W8L - International Lighthouse Lightship Weekend

 

2009

Great event this year. Without question the most contacts made in years. The bands (40 and 20 for the most part) were always open and there were always people who wanted to talk to us. FB! Lake Effecters put in a lot of air-time hours - about 24. Many thanks to Lyn, KC8GKH, Karen KC8UXJ, Fred KD8JIP, JD KD8DKZ and John KC8ULE for doing their things to support the activity. Pete, K8PT and Greg, KI8AF, of the Hiawatha club, were the primary movers and shakers this year (as usual). Several hundred contacts overall. John worked many hours of PSK31 and, being in the right place at the right time, also got to talk to lighthouse tour groups when they came upstairs. Special notices: Lyn and Jim, N8NAV (HARA) get best in show awards for their radio skills - it's a treat to listen to them patrol the bands for sure!

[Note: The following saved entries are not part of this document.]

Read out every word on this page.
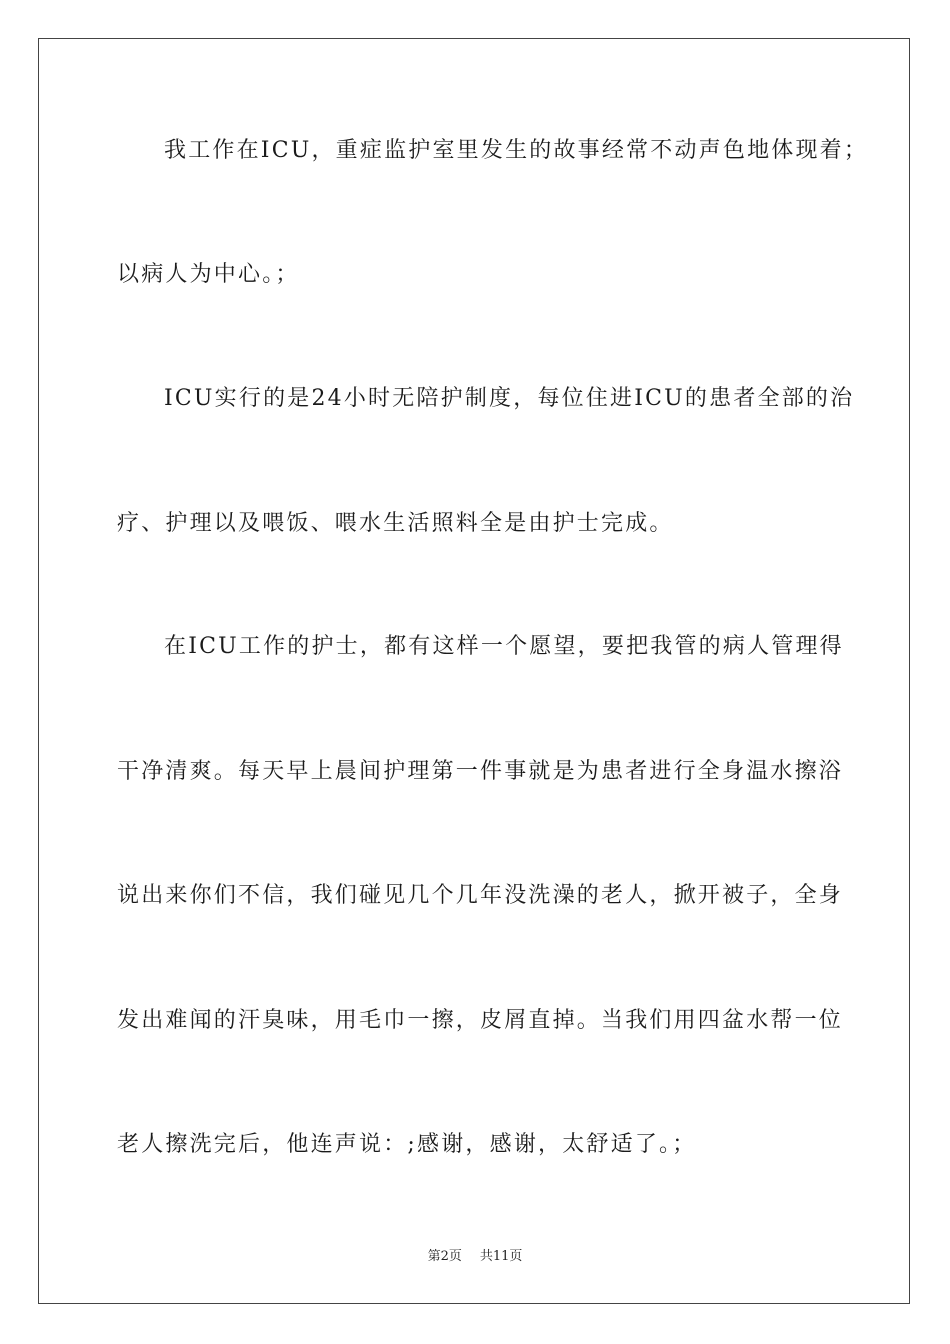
我工作在ICU，重症监护室里发生的故事经常不动声色地体现着；
以病人为中心。；
ICU实行的是24小时无陪护制度，每位住进ICU的患者全部的治
疗、护理以及喂饭、喂水生活照料全是由护士完成。
在ICU工作的护士，都有这样一个愿望，要把我管的病人管理得
干净清爽。每天早上晨间护理第一件事就是为患者进行全身温水擦浴
说出来你们不信，我们碰见几个几年没洗澡的老人，掀开被子，全身
发出难闻的汗臭味，用毛巾一擦，皮屑直掉。当我们用四盆水帮一位
老人擦洗完后，他连声说：;感谢，感谢，太舒适了。；
第2页 共11页
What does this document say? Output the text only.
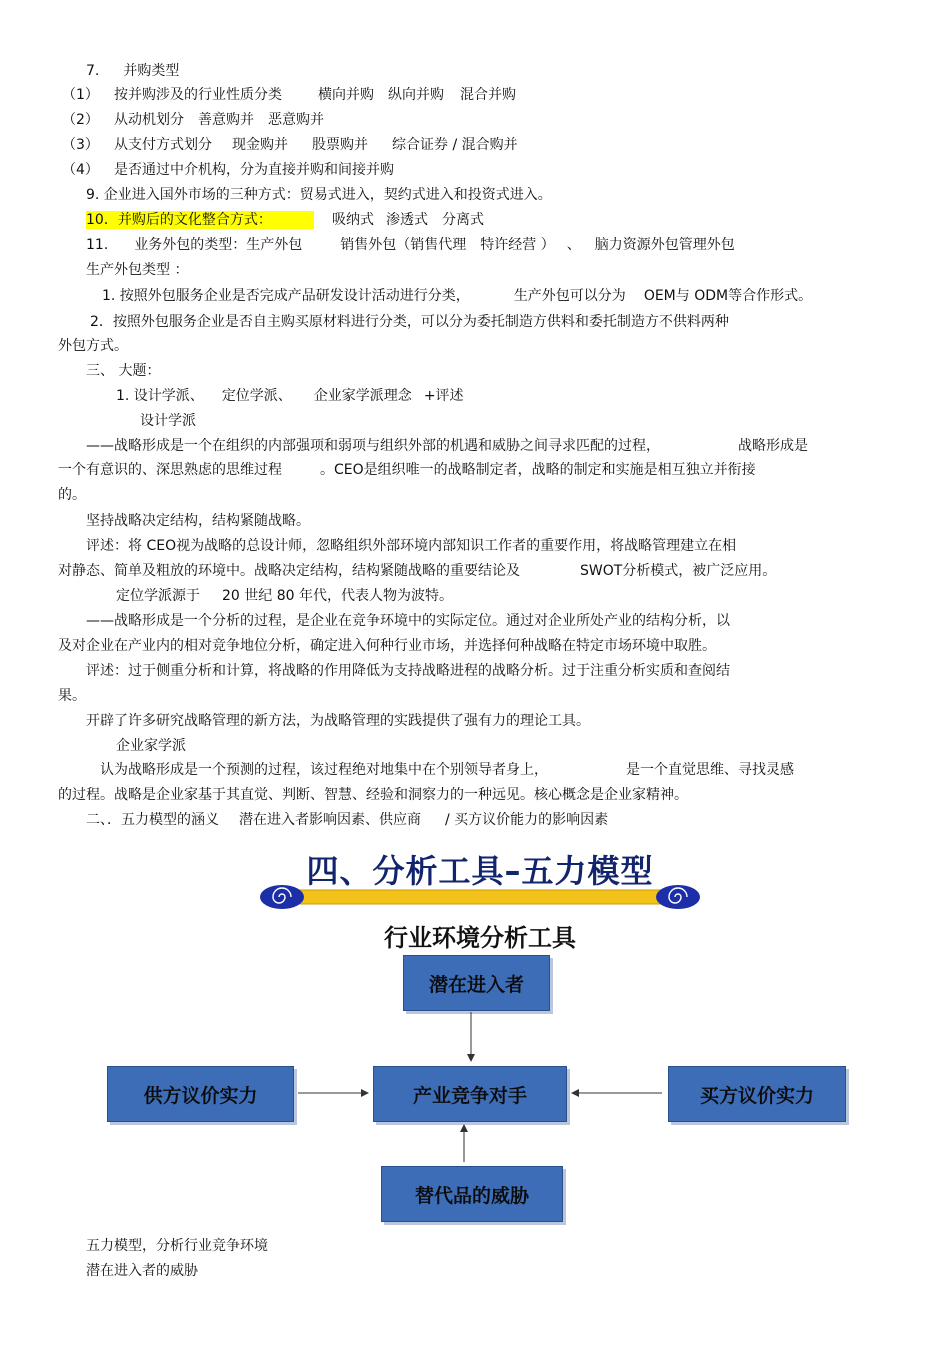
7. 并购类型
（1） 按并购涉及的行业性质分类	横向并购 纵向并购 混合并购
（2） 从动机划分 善意购并 恶意购并
（3） 从支付方式划分 现金购并 股票购并 综合证券 / 混合购并
（4） 是否通过中介机构，分为直接并购和间接并购
9. 企业进入国外市场的三种方式：贸易式进入，契约式进入和投资式进入。
10．并购后的文化整合方式：	吸纳式 渗透式 分离式
11. 业务外包的类型：生产外包	销售外包（销售代理 特许经营 ） 、 脑力资源外包管理外包
生产外包类型 ：
1. 按照外包服务企业是否完成产品研发设计活动进行分类，	生产外包可以分为 OEM与 ODM等合作形式。
2．按照外包服务企业是否自主购买原材料进行分类，可以分为委托制造方供料和委托制造方不供料两种
外包方式。
三、 大题：
1. 设计学派、 定位学派、 企业家学派理念 +评述
设计学派
——战略形成是一个在组织的内部强项和弱项与组织外部的机遇和威胁之间寻求匹配的过程，	战略形成是
一个有意识的、深思熟虑的思维过程	。CEO是组织唯一的战略制定者，战略的制定和实施是相互独立并衔接
的。
坚持战略决定结构，结构紧随战略。
评述：将 CEO视为战略的总设计师，忽略组织外部环境内部知识工作者的重要作用，将战略管理建立在相
对静态、简单及粗放的环境中。战略决定结构，结构紧随战略的重要结论及	SWOT分析模式，被广泛应用。
定位学派源于 20 世纪 80 年代，代表人物为波特。
——战略形成是一个分析的过程，是企业在竞争环境中的实际定位。通过对企业所处产业的结构分析，以
及对企业在产业内的相对竞争地位分析，确定进入何种行业市场，并选择何种战略在特定市场环境中取胜。
评述：过于侧重分析和计算，将战略的作用降低为支持战略进程的战略分析。过于注重分析实质和查阅结
果。
开辟了许多研究战略管理的新方法，为战略管理的实践提供了强有力的理论工具。
企业家学派
认为战略形成是一个预测的过程，该过程绝对地集中在个别领导者身上，	是一个直觉思维、寻找灵感
的过程。战略是企业家基于其直觉、判断、智慧、经验和洞察力的一种远见。核心概念是企业家精神。
二、．五力模型的涵义 潜在进入者影响因素、供应商 / 买方议价能力的影响因素
四、分析工具–五力模型
行业环境分析工具
潜在进入者
供方议价实力	产业竞争对手	买方议价实力
替代品的威胁
五力模型，分析行业竞争环境
潜在进入者的威胁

20 meter PSK segment was busy from Friday night thru Sunday noon. Look at the waterfall - signals on top of signals. This led to, at its worst, considerable QRM issues. In a real oddity, John found himself with honest-to-goodness PSK pileups going on. Very confusing!  Also some pretty aggressive behavior - someone invading your channel when you SK, people calling before you have a chance to CQ, etc. Pretty interesting experience for sure!

 

PSK really showed it's capability as an operating mode. All those skinny, light, ephemeral traces back there really do contain PSK data, and it is possible to make quality QSO's on traces you can barely see. 

Most interesting QSOs: 4 watt QRP qso from New Brunswick. QSO with someone who had been in the Air Force at KI Sawyer AFB many years ago. Got to tell him about the Ukranian plane on the ground there now for failing to pay it's bills for service in Texas. Helped someone trying out their new software-defined radio by checking for sideband generation as he ran the power up.

Worked Alaska, Scotland, Poland, Venezuela, Austria, England, Spain, Mexico, New Brunswick, British Columbia, Germany (a club station!), Slovenia, Russia. Like the story goes - a vertical radiates equally poorly in all directions - and, frankly, if that's poor performance, give me more!

Unusually, a great many stations were creeping around the band a few Hz at a time. I was beginning to doubt the new interface, but many others were right on frequency. One contact early Sunday was with a fellow in Washington state (3 hours earlier!) who had just flipped his old tube-model rig on and he warned that it tended to drift a bit for the first hour or so until it was all warmed up. Let's face it - on AM that just didn't matter. For PSK it can be an irritant for sure!